Zulässigkeit von „Dildo-Party“ – aus markenrechtlicher Sicht
Das Landgericht Hamburg hatte sich vor Kurzem mit einem Markenrechtsstreit zu befassen, bei dem es um die Europäische Gemeinschaftsmarke „Dildoparty“ ging (vgl. LG Hamburg, Urt. v. 15.07.2010, Az.: 315 O 70/10 – Dildoparty).
Ein Händler veräußerte Erotikartikel und organisierte sog. „Beate Uhse Ladiesnight“-Partys. Die Veranstaltungen wurden unter anderem mit dem Hinweis „Dildopartys“ beworben. Dabei handelte es sich um Verkaufsveranstaltungen, die ähnlich wie die allseits bekannten „Tupperware-Partys“ konzipiert wurden.
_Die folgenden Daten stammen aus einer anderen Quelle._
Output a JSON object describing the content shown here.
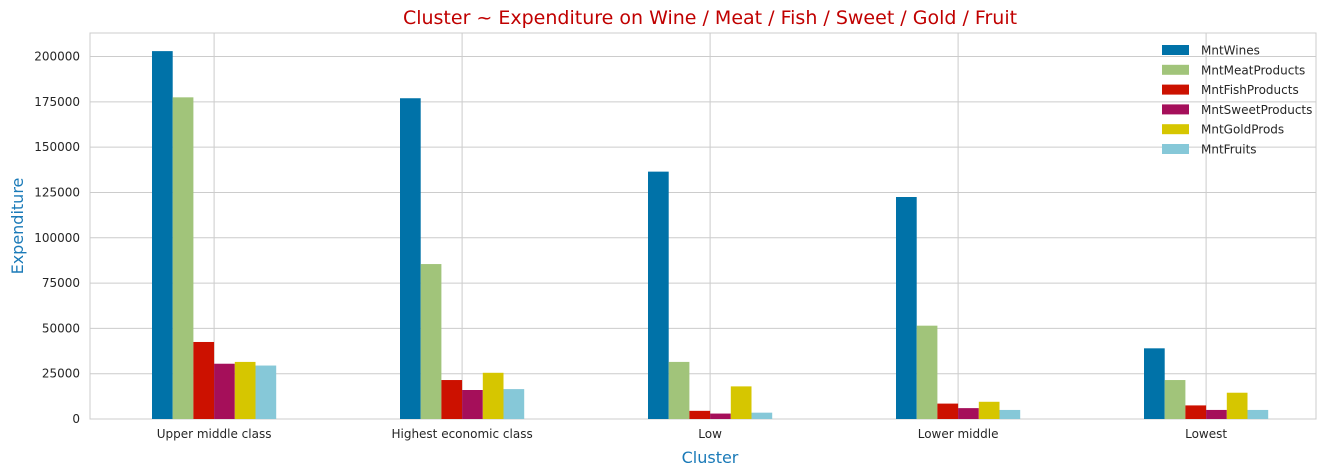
{
  "chart_data": {
    "type": "bar",
    "title": "Cluster ~ Expenditure on Wine / Meat / Fish / Sweet / Gold / Fruit",
    "xlabel": "Cluster",
    "ylabel": "Expenditure",
    "categories": [
      "Upper middle class",
      "Highest economic class",
      "Low",
      "Lower middle",
      "Lowest"
    ],
    "ylim": [
      0,
      213000
    ],
    "yticks": [
      0,
      25000,
      50000,
      75000,
      100000,
      125000,
      150000,
      175000,
      200000
    ],
    "grid": true,
    "legend_position": "top-right",
    "series": [
      {
        "name": "MntWines",
        "color": "#0072a8",
        "values": [
          203000,
          177000,
          136500,
          122500,
          39000
        ]
      },
      {
        "name": "MntMeatProducts",
        "color": "#a1c47a",
        "values": [
          177500,
          85500,
          31500,
          51500,
          21500
        ]
      },
      {
        "name": "MntFishProducts",
        "color": "#cc1100",
        "values": [
          42500,
          21500,
          4500,
          8500,
          7500
        ]
      },
      {
        "name": "MntSweetProducts",
        "color": "#a50f5a",
        "values": [
          30500,
          16000,
          3000,
          6000,
          5000
        ]
      },
      {
        "name": "MntGoldProds",
        "color": "#d6c600",
        "values": [
          31500,
          25500,
          18000,
          9500,
          14500
        ]
      },
      {
        "name": "MntFruits",
        "color": "#86c8d8",
        "values": [
          29500,
          16500,
          3500,
          5000,
          5000
        ]
      }
    ]
  }
}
Was der Händler jedoch nicht wusste, war der Umstand, dass die Bezeichnung „Dildoparty“ als sog. Europäische Gemeinschaftsmarke bereits durch einen Wettbewerber für die Europäische Union markenrechtlich geschützt war.
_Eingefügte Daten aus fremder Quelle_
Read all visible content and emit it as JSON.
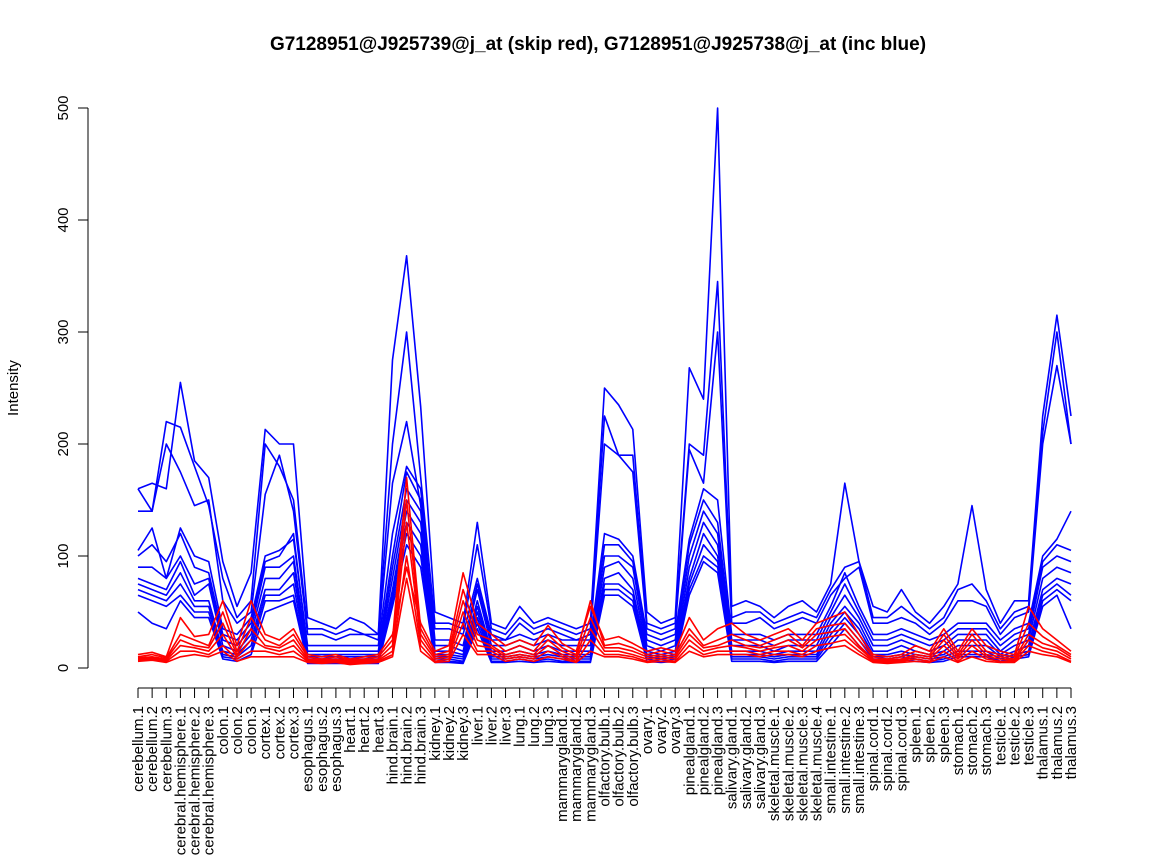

Der Markeninhaber hat das Recht, Dritten die Verwendung der Marke zu untersagen und ggf. Schadensersatz zu verlangen. So kam es dann auch. Der Markeninhaber mahnte den Organisator der „Dildoparty“ ab und forderte ihn auf, die Verwendung der geschützten Marke zu unterlassen.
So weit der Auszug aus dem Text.